Advantages and disadvantages of working time accounts for employers
High flexibility is the focus of many companies. The ability to adapt to high or low order levels is particularly important in industries with fluctuating conditions. Working time accounts are a good way for employees to establish this flexibility.
It also takes the pressure off employers, managers and supervisors when employees are responsible for their own working hours. The bureaucratic and organizational effort that arises, for example, from employees taking extended leave is largely eliminated with working time accounts. The employees act on their own responsibility and stay at home when the order situation is low, but work overtime when there is a lot to do.
Working time accounts and flexible working time models have proven to be a motivating factor for employees. The ability to partially determine working hours and the trust that employers place in their employees increase performance and thus production.
However, this trust can also turn into a disadvantage if employees take advantage of the freedom and take time off that is not planned. Or they work overtime, which is not really necessary, just to accumulate free time.
The administrative effort is not necessarily higher than with other models. Employers are obliged to document overtime in any case. However, constant monitoring of working time accounts is necessary in order to keep track of working hours. This prevents the risk of violating the Working Hours Act (ArbZG).
Advantages and disadvantages of working time accounts for employees
The biggest advantage of working time accounts for employees is flexibility. A more flexible working time serves to motivate employees and promotes trust. This makes a company attractive to new applicants, which can be important in times of skills shortages.
Compensating overtime by taking time off in lieu is a welcome option for many employees, especially younger ones. Money is becoming less important as a motivating factor for younger generations and leisure time is more important to them.
However, a working time account creates an obligation to work overtime. This is the only way to create hours that employees can then compensate for with time off.
Some employees regard working time accounts as a means of control by employers. This can lead to problems between employees and superiors. Especially when overtime becomes necessary or when too much overtime has been accumulated and is to be forcibly worked off. Employees then quickly get the feeling that their self-controlled flexibility is just a pretense.
The traffic light model for working time accounts
A clear model for working time accounts is the traffic light. The traffic light account takes its name from the colors of the traffic light, which are also used here.
- Green means that the contractually agreed working hours are currently being adhered to or that there is only a slight deviation. There is no need for action here.

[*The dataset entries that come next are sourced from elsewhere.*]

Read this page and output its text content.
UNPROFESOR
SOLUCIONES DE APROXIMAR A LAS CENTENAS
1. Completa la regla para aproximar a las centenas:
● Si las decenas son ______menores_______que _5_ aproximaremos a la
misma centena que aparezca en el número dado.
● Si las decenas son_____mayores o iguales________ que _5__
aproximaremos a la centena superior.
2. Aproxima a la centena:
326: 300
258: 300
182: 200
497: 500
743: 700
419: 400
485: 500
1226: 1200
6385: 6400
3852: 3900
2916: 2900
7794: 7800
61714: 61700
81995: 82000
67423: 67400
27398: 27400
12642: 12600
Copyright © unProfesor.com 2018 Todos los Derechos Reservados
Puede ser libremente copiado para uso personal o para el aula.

- Money means that a large number of plus or minus hours have been accumulated, which must be compensated for in good time. In the case of minus hours, more overtime must be worked; in the case of plus hours, more compensatory time off must be taken.

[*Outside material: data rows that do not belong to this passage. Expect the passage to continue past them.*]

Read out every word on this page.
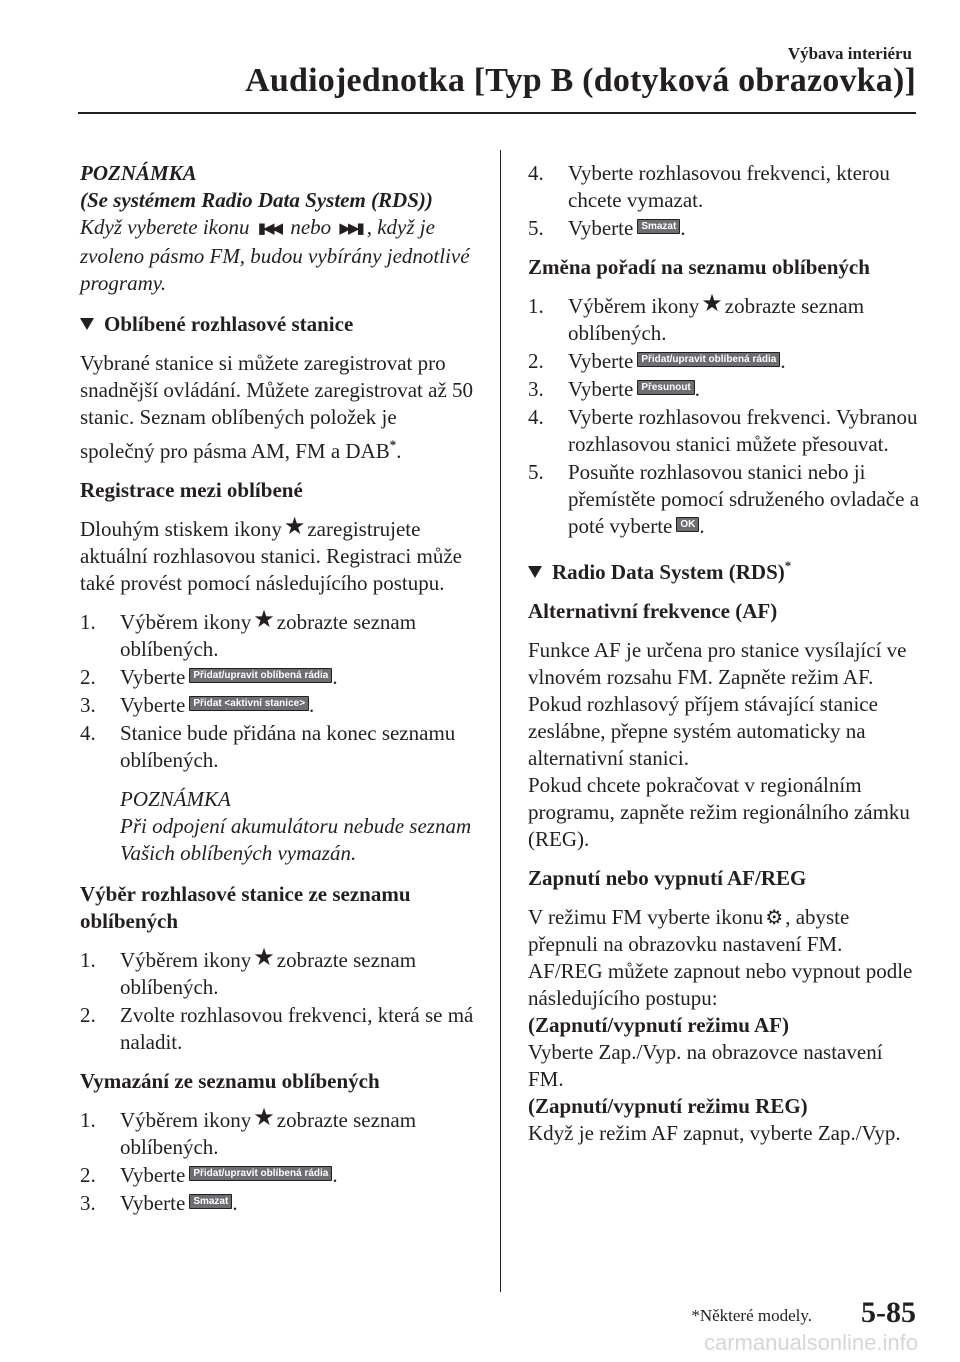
Výbava interiéru
Audiojednotka [Typ B (dotyková obrazovka)]
POZNÁMKA
(Se systémem Radio Data System (RDS))
Když vyberete ikonu ▮◀◀ nebo ▶▶▮ , když je zvoleno pásmo FM, budou vybírány jednotlivé programy.
Oblíbené rozhlasové stanice
Vybrané stanice si můžete zaregistrovat pro snadnější ovládání. Můžete zaregistrovat až 50 stanic. Seznam oblíbených položek je společný pro pásma AM, FM a DAB*.
Registrace mezi oblíbené
Dlouhým stiskem ikony★zaregistrujete aktuální rozhlasovou stanici. Registraci může také provést pomocí následujícího postupu.
1.	Výběrem ikony★zobrazte seznam oblíbených.
2.	Vyberte Přidat/upravit oblíbená rádia .
3.	Vyberte Přidat <aktivní stanice> .
4.	Stanice bude přidána na konec seznamu oblíbených.
POZNÁMKA
Při odpojení akumulátoru nebude seznam Vašich oblíbených vymazán.
Výběr rozhlasové stanice ze seznamu oblíbených
1.	Výběrem ikony★zobrazte seznam oblíbených.
2.	Zvolte rozhlasovou frekvenci, která se má naladit.
Vymazání ze seznamu oblíbených
1.	Výběrem ikony★zobrazte seznam oblíbených.
2.	Vyberte Přidat/upravit oblíbená rádia .
3.	Vyberte Smazat .
4.	Vyberte rozhlasovou frekvenci, kterou chcete vymazat.
5.	Vyberte Smazat .
Změna pořadí na seznamu oblíbených
1.	Výběrem ikony★zobrazte seznam oblíbených.
2.	Vyberte Přidat/upravit oblíbená rádia .
3.	Vyberte Přesunout .
4.	Vyberte rozhlasovou frekvenci. Vybranou rozhlasovou stanici můžete přesouvat.
5.	Posuňte rozhlasovou stanici nebo ji přemístěte pomocí sdruženého ovladače a poté vyberte OK .
Radio Data System (RDS)*
Alternativní frekvence (AF)
Funkce AF je určena pro stanice vysílající ve vlnovém rozsahu FM. Zapněte režim AF. Pokud rozhlasový příjem stávající stanice zeslábne, přepne systém automaticky na alternativní stanici.
Pokud chcete pokračovat v regionálním programu, zapněte režim regionálního zámku (REG).
Zapnutí nebo vypnutí AF/REG
V režimu FM vyberte ikonu ⚙, abyste přepnuli na obrazovku nastavení FM.
AF/REG můžete zapnout nebo vypnout podle následujícího postupu:
(Zapnutí/vypnutí režimu AF)
Vyberte Zap./Vyp. na obrazovce nastavení FM.
(Zapnutí/vypnutí režimu REG)
Když je režim AF zapnut, vyberte Zap./Vyp.
*Některé modely. 5-85
carmanualsonline.info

- Red means that so many working hours have been accumulated that they can hardly be reduced at present. This may be the case if the order situation is high and therefore no time off in lieu is currently possible.
When which area is reached depends largely on the individual agreements in the employment contract. With a short-term account, employees are more quickly in the red than with long-term accounts for, for example, lifetime working time, the aim of which is to accumulate a lot of overtime.
Conclusion
An important factor in working time accounts is trust. This is the only way a model with working time accounts can work in a company. Employees are responsible for taking their own time off and have flexible working hours.
Employers must not lose sight of working hours to avoid violating the Working Hours Act by working too much overtime. In return, however, you can hand over responsibility and take care of other things in the company.